Tapi Namjoon kembali berdiri dengan cepat, langsung melesat ke mejanya dan menyembunyikan wajahnya di balik sekat dinding para pegawai. Rasanya dia ingin menghilang selama-lamanya.
Ada yang menggelengkan kepala atas kenekatan Namjoon, ada yang mendengus merasa tersaingi, dan ada yang cekikikan setelah menonton drama bodoh kedua pria tersebut. Si pegawai baru di divisi mereka ini sukses mendapat tempat tersendiri di antara mereka.
Kim Namjoon yang sembrono.
.
.
.
.
Hari berlalu dengan cepat. Sudah sebulan Namjoon bekerja di divisi pemasaran yang di ketuai oleh Seokjin. Setiap hari terasa menyenangkan,dia bertemu lebih banyak orang daripada saat dia masih di divisi pengembangan dulu.

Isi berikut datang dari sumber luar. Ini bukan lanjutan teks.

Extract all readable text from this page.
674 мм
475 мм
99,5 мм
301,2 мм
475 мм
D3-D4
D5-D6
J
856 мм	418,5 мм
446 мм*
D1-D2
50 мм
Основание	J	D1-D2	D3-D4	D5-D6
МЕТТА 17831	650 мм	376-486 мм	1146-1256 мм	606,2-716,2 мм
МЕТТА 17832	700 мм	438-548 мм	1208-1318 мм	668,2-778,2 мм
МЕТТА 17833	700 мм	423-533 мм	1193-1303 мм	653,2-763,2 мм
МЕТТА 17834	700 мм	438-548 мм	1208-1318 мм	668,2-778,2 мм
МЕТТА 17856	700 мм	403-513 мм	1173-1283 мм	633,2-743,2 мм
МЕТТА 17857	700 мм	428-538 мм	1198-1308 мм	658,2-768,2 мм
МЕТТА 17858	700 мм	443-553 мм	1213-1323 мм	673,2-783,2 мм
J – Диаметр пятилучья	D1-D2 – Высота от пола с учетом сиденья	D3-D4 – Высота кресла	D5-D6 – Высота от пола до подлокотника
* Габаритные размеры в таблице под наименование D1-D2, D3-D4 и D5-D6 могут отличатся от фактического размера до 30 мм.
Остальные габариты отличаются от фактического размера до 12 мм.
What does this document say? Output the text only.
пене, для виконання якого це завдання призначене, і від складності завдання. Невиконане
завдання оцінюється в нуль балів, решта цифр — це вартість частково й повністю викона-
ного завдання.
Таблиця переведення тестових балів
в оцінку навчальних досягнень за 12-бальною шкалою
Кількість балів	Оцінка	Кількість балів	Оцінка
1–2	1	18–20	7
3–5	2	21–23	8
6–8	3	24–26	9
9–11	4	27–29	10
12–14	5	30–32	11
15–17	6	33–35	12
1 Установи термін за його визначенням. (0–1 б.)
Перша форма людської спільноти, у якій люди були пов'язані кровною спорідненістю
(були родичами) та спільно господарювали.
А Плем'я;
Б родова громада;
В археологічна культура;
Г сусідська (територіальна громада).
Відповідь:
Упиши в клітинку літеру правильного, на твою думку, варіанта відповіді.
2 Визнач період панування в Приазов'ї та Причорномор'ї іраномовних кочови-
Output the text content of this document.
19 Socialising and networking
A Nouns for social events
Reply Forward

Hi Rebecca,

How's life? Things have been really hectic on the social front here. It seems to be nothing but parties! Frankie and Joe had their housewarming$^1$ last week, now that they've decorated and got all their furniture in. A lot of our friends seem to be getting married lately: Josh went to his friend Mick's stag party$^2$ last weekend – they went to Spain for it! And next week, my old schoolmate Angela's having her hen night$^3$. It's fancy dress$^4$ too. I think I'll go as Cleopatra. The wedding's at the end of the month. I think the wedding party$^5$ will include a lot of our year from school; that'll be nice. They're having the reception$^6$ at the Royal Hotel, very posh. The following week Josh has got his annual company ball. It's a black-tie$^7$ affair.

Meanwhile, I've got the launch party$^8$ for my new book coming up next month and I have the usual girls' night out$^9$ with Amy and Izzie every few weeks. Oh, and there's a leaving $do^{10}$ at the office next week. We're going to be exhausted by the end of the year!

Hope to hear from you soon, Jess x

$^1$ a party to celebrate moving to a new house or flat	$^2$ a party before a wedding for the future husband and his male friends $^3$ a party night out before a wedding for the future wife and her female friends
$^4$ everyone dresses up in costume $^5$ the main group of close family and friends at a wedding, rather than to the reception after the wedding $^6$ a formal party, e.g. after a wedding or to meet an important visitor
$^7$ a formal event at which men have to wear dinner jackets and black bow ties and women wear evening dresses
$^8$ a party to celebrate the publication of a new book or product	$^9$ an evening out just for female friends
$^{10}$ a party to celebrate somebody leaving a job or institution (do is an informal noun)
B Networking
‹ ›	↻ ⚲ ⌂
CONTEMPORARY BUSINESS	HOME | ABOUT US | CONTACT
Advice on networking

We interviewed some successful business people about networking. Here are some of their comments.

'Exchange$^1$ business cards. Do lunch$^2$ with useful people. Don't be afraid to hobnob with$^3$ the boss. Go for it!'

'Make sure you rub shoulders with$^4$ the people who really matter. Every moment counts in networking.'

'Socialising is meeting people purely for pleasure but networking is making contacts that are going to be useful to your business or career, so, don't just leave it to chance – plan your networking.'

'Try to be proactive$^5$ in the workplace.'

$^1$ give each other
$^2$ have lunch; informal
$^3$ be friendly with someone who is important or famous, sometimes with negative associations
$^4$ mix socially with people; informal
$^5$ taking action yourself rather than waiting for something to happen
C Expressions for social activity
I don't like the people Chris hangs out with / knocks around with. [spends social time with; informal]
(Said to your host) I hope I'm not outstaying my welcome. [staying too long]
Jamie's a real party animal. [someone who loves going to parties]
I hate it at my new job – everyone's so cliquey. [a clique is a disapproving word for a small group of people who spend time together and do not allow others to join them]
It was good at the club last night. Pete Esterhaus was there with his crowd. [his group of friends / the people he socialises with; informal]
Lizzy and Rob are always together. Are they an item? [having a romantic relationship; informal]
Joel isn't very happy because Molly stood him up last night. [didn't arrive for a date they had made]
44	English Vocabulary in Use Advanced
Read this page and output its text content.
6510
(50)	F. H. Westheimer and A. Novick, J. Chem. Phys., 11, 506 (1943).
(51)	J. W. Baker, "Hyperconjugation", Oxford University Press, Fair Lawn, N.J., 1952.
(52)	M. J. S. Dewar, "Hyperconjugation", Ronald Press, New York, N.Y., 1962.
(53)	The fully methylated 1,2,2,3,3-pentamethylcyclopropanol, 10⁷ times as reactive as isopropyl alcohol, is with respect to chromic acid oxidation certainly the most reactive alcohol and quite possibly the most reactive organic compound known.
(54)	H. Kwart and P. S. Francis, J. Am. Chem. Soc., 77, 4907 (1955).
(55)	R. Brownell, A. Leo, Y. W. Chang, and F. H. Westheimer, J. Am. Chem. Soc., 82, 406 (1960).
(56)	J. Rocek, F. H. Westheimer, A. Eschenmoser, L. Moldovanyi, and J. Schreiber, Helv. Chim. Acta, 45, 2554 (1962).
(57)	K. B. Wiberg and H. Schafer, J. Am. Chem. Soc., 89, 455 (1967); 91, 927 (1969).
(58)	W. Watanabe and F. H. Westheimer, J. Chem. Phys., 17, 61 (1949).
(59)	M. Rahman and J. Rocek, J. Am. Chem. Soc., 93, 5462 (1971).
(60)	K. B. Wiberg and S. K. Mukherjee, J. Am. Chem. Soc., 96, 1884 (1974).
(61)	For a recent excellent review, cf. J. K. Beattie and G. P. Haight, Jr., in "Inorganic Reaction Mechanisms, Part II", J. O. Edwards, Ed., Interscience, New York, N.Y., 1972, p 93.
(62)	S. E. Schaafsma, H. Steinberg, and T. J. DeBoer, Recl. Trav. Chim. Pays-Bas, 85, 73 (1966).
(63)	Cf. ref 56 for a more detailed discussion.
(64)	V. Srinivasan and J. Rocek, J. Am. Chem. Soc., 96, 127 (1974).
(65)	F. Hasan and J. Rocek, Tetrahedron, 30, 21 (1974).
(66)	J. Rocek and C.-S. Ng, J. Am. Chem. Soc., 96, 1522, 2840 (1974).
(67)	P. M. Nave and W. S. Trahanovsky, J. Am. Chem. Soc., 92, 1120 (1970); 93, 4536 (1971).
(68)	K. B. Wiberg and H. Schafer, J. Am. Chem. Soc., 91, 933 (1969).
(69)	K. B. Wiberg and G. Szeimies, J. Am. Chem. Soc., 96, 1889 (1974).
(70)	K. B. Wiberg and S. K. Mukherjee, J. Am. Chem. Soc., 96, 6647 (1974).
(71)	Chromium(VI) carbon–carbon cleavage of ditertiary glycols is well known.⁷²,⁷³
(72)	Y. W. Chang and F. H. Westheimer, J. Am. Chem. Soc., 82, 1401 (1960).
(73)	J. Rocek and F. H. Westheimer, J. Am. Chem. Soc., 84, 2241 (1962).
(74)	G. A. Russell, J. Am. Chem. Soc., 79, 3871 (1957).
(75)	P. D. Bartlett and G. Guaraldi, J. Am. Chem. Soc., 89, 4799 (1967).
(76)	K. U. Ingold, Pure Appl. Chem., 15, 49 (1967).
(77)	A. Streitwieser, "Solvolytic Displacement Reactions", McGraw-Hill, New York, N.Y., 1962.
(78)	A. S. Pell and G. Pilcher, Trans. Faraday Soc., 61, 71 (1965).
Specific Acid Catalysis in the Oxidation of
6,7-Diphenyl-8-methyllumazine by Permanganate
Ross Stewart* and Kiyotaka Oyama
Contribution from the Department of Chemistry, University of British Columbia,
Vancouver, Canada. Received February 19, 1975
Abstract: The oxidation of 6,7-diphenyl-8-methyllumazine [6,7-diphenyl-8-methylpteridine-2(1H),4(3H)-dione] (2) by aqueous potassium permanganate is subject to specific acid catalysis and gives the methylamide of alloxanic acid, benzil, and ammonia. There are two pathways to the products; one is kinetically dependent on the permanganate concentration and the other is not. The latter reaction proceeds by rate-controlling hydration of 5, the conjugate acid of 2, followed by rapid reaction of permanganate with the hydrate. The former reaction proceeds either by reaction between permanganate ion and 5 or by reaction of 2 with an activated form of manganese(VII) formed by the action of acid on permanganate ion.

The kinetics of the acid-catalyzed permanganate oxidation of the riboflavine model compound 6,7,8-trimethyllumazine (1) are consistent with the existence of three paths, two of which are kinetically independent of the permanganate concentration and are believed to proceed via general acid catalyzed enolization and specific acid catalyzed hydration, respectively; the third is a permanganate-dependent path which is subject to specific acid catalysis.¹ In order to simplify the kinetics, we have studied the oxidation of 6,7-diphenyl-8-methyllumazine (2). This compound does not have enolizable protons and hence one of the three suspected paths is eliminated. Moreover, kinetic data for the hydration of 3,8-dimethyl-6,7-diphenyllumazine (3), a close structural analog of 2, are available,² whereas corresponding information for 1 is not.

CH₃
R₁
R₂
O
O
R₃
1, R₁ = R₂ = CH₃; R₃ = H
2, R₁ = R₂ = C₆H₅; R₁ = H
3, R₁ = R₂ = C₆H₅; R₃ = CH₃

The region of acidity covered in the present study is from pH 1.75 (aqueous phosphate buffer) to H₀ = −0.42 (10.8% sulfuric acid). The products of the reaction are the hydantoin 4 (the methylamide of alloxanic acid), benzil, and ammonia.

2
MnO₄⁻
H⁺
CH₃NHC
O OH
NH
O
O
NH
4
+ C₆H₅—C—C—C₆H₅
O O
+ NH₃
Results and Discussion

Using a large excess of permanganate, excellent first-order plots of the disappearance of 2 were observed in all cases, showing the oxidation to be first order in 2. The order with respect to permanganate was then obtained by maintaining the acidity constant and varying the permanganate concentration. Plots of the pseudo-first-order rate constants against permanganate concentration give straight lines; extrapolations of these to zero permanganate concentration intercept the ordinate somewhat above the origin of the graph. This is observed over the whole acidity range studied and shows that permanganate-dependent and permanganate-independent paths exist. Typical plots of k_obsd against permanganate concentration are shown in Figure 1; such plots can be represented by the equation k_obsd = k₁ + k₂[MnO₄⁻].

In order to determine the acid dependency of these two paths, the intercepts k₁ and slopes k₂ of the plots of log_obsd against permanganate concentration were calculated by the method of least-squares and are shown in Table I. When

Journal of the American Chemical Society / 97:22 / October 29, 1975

Namjoon senang dengan pekerjaan barunya. Saran yang dia berikan untuk perusahaan juga di terima oleh baik setelah Seokjin mati-matian membantu.
Omong-omong soal Seokjin, kejadian tempo hari dimana Namjoon yang mencium Seokjin mulai terlupakan. Beruntung lah karena hampir setiap hari Namjoon berbuat sembrono dan mengundang perhatian. Entah itu menjatuhkan tumpukan kertas yang dia bawa, memecahkan gelas, merusak kabel telepon kantor, terpeleset, atau terlanjur memfotokopi puluhan proyek kerja yang salah. Selalu saja ada yang berhasil membuat orang-orang menghela nafas berat, juga Seokjin yang merasa bertambah tua 10 tahun lebih cepat semenjak kepindahan Namjoon ke divisinya.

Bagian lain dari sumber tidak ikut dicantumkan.